Example: mute for the first N words of the bot speaking

Count words as the LLM streams text and keep the user muted until the threshold is reached. The strategy owns the counter and resets it each turn; a companion processor feeds it text:
from pipecat.frames.frames import BotStartedSpeakingFrame, BotStoppedSpeakingFrame, Frame
from pipecat.turns.user_mute import BaseUserMuteStrategy


class FirstNWordsUserMuteStrategy(BaseUserMuteStrategy):
    def __init__(self, word_count: int = 10):
        super().__init__()
        self._threshold = word_count
        self._words_seen = 0
        self._bot_speaking = False

    def add_words(self, text: str):
        self._words_seen += len(text.split())

    async def reset(self):
        self._words_seen = 0
        self._bot_speaking = False

    async def process_frame(self, frame: Frame) -> bool:
        await super().process_frame(frame)

        if isinstance(frame, BotStartedSpeakingFrame):
            self._bot_speaking = True
            self._words_seen = 0
        elif isinstance(frame, BotStoppedSpeakingFrame):
            self._bot_speaking = False

        return self._bot_speaking and self._words_seen < self._threshold
from pipecat.frames.frames import Frame, LLMTextFrame
from pipecat.processors.frame_processor import FrameDirection, FrameProcessor


class LLMTextWordCounter(FrameProcessor):
    def __init__(self, strategy: FirstNWordsUserMuteStrategy, **kwargs):
        super().__init__(**kwargs)
        self._strategy = strategy

    async def process_frame(self, frame: Frame, direction: FrameDirection):
        await super().process_frame(frame, direction)

        if isinstance(frame, LLMTextFrame) and direction == FrameDirection.DOWNSTREAM:
            self._strategy.add_words(frame.text)

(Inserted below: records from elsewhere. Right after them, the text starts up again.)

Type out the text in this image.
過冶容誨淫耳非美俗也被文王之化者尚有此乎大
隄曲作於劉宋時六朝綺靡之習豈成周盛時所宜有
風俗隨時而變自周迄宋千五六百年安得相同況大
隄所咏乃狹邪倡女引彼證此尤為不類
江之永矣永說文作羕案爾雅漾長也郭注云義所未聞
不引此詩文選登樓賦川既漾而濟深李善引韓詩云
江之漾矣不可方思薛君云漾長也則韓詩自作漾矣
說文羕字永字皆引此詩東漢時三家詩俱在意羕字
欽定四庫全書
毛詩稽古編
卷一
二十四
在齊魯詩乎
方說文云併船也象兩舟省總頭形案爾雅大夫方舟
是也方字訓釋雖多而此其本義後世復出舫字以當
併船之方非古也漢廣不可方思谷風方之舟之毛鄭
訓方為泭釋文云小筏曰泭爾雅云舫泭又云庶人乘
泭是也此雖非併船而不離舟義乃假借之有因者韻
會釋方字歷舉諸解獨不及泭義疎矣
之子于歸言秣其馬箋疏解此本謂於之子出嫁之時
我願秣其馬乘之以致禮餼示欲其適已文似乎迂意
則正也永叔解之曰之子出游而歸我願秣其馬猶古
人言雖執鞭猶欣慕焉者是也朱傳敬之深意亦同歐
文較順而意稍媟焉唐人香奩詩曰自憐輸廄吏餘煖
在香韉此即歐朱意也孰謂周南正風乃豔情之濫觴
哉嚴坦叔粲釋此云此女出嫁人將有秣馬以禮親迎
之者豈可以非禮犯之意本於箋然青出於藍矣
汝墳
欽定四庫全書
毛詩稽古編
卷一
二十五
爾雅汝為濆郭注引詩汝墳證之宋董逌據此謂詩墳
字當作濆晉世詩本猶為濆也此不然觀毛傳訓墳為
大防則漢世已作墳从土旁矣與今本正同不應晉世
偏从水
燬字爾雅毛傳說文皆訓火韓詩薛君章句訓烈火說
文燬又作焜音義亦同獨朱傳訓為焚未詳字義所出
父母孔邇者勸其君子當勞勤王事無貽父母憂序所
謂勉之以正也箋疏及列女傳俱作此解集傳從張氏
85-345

        await self.push_frame(frame, direction)
Because mute decisions are only re-evaluated when frames pass through the aggregator, the unmute point here aligns with the next user or bot frame after the threshold is crossed, not the exact word boundary. For tighter control, drop the word count and gate on a sentinel phrase the LLM emits at the end of the protected section, as shown in the disclaimer example above.

Event Handlers

You can register event handlers to be notified when user muting starts or stops. This is useful for observability or providing feedback to users.

Available Events

on_user_mute_started

Called when user input becomes muted due to any active mute strategy.
@user_aggregator.event_handler("on_user_mute_started")
async def on_user_mute_started(aggregator):
    logger.info("User mute started")

on_user_mute_stopped

Called when user input is unmuted (no active mute strategies).
@user_aggregator.event_handler("on_user_mute_stopped")
async def on_user_mute_stopped(aggregator):
    logger.info("User mute stopped")
These events fire whenever the mute state changes, regardless of which strategy triggered the change. Use them to provide consistent feedback across all mute scenarios.